「一般論として削減」 三重県議会の有識者調査会 議員定数で最終報告書

【東大で金井座長(左)から報告書を受け取る日沖議長(三重県議会提供)】

三重県議会の選挙区と定数のあり方に関する調査会(座長=金井利之東大院教授、8人)は20日、議員定数は「一般論として削減を基本とする」などと記した報告書を日沖正信議長に提出した。
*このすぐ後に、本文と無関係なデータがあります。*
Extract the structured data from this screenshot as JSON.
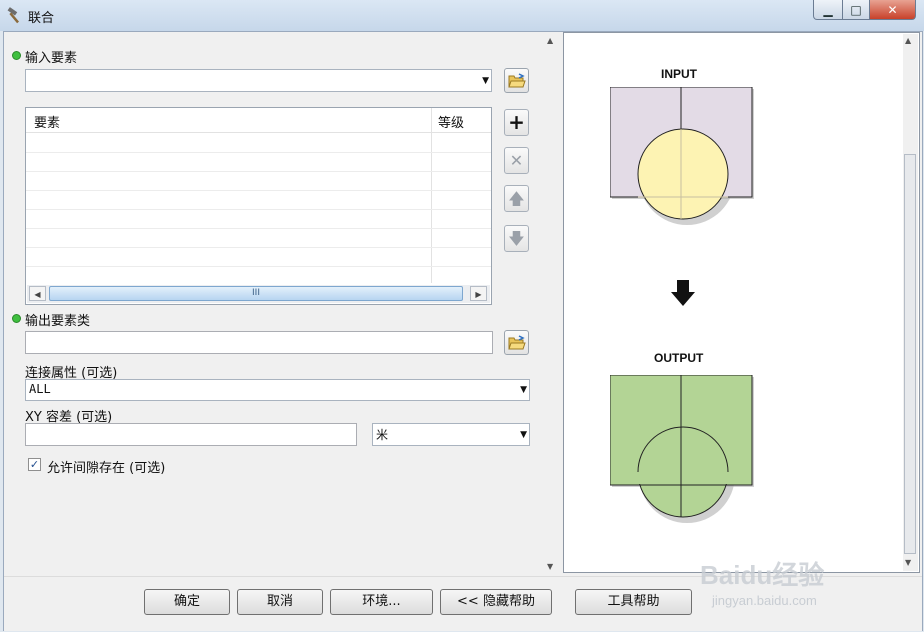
{
  "window": {
    "title": "联合"
  },
  "form": {
    "input_features_label": "输入要素",
    "table_headers": [
      "要素",
      "等级"
    ],
    "output_label": "输出要素类",
    "join_attr_label": "连接属性 (可选)",
    "join_attr_value": "ALL",
    "xy_tol_label": "XY 容差 (可选)",
    "xy_unit_value": "米",
    "gaps_label": "允许间隙存在 (可选)",
    "gaps_checked": "✓"
  },
  "buttons": {
    "ok": "确定",
    "cancel": "取消",
    "env": "环境...",
    "hide_help": "<< 隐藏帮助",
    "tool_help": "工具帮助"
  },
  "help": {
    "input_label": "INPUT",
    "output_label": "OUTPUT"
  },
  "watermark": {
    "brand": "Baidu经验",
    "url": "jingyan.baidu.com"
  },
  "colors": {
    "input_rect": "#e3dbe6",
    "input_circle": "#fdf3b3",
    "output_fill": "#b3d495",
    "required_dot": "#3fbf3f"
  }
}
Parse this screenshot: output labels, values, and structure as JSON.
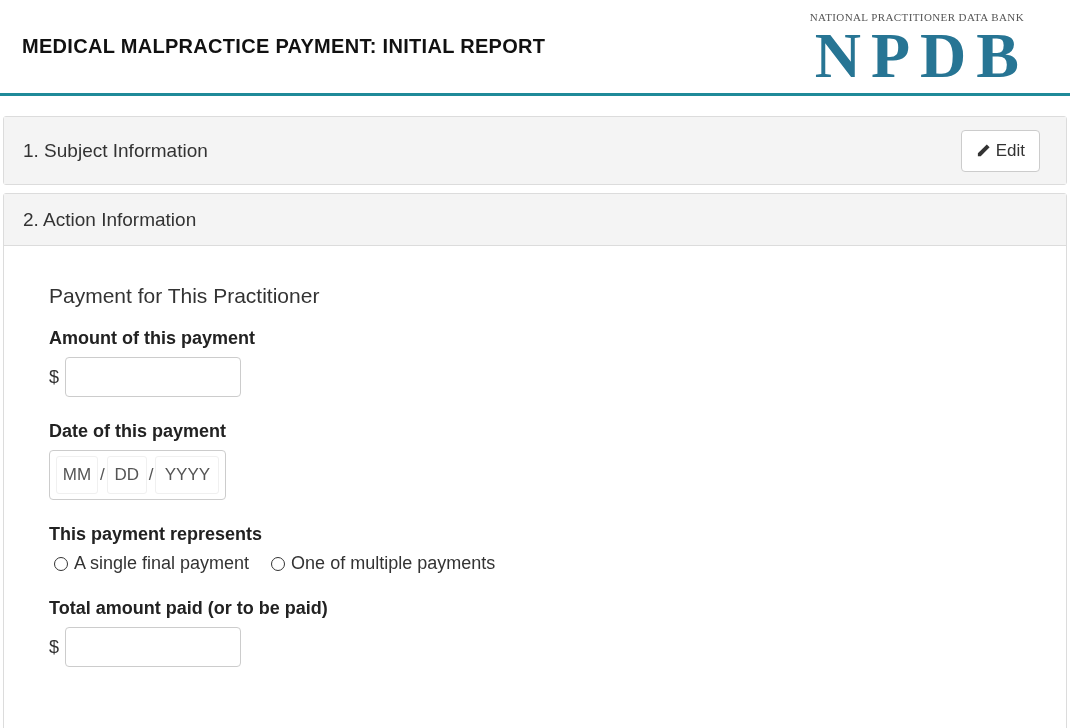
{
  "header": {
    "title": "MEDICAL MALPRACTICE PAYMENT: INITIAL REPORT",
    "logo": {
      "caption": "NATIONAL PRACTITIONER DATA BANK",
      "mark": "NPDB"
    }
  },
  "sections": [
    {
      "title": "1. Subject Information",
      "expanded": false,
      "action": "Edit"
    },
    {
      "title": "2. Action Information",
      "expanded": true
    }
  ],
  "form": {
    "heading": "Payment for This Practitioner",
    "fields": [
      {
        "kind": "currency",
        "label": "Amount of this payment",
        "prefix": "$"
      },
      {
        "kind": "date",
        "label": "Date of this payment",
        "parts": [
          {
            "placeholder": "MM"
          },
          {
            "placeholder": "DD"
          },
          {
            "placeholder": "YYYY"
          }
        ],
        "separators": [
          "/",
          "/"
        ]
      },
      {
        "kind": "radio",
        "label": "This payment represents",
        "options": [
          {
            "label": "A single final payment",
            "selected": false
          },
          {
            "label": "One of multiple payments",
            "selected": false
          }
        ]
      },
      {
        "kind": "currency",
        "label": "Total amount paid (or to be paid)",
        "prefix": "$"
      }
    ]
  }
}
報告書は参考資料を含めて約百ページに上る。定数は「一般論として」と前置きした上で「人口の減少に沿って削減することを基本とする」と記述。一方で「議会の費用を考慮した定数の調節はあり得る」とした。

現状では最大2・93倍の「1票の格差」は2倍未満とし、判例などを踏まえて最大でも3倍未満とするよう要請。亀山市、鳥羽市両選挙区が該当する「1人区」は、合区などで回避に努めるよう求めた。

日沖議長が同日、東大で金井座長から報告書を受け取った。日沖議長は「委員らの精力的な議論に感謝する。報告書を最大限に尊重し、令和5年4月の県議選に向けて議論したい」とのコメントを出した。

調査会は有識者らで構成し、昨年6月に設置。10回にわたる会合や県内視察などを経て先月30日の最終会合で報告書をまとめた。金井座長は来月13日の全員協議会で報告書について県議らに説明する。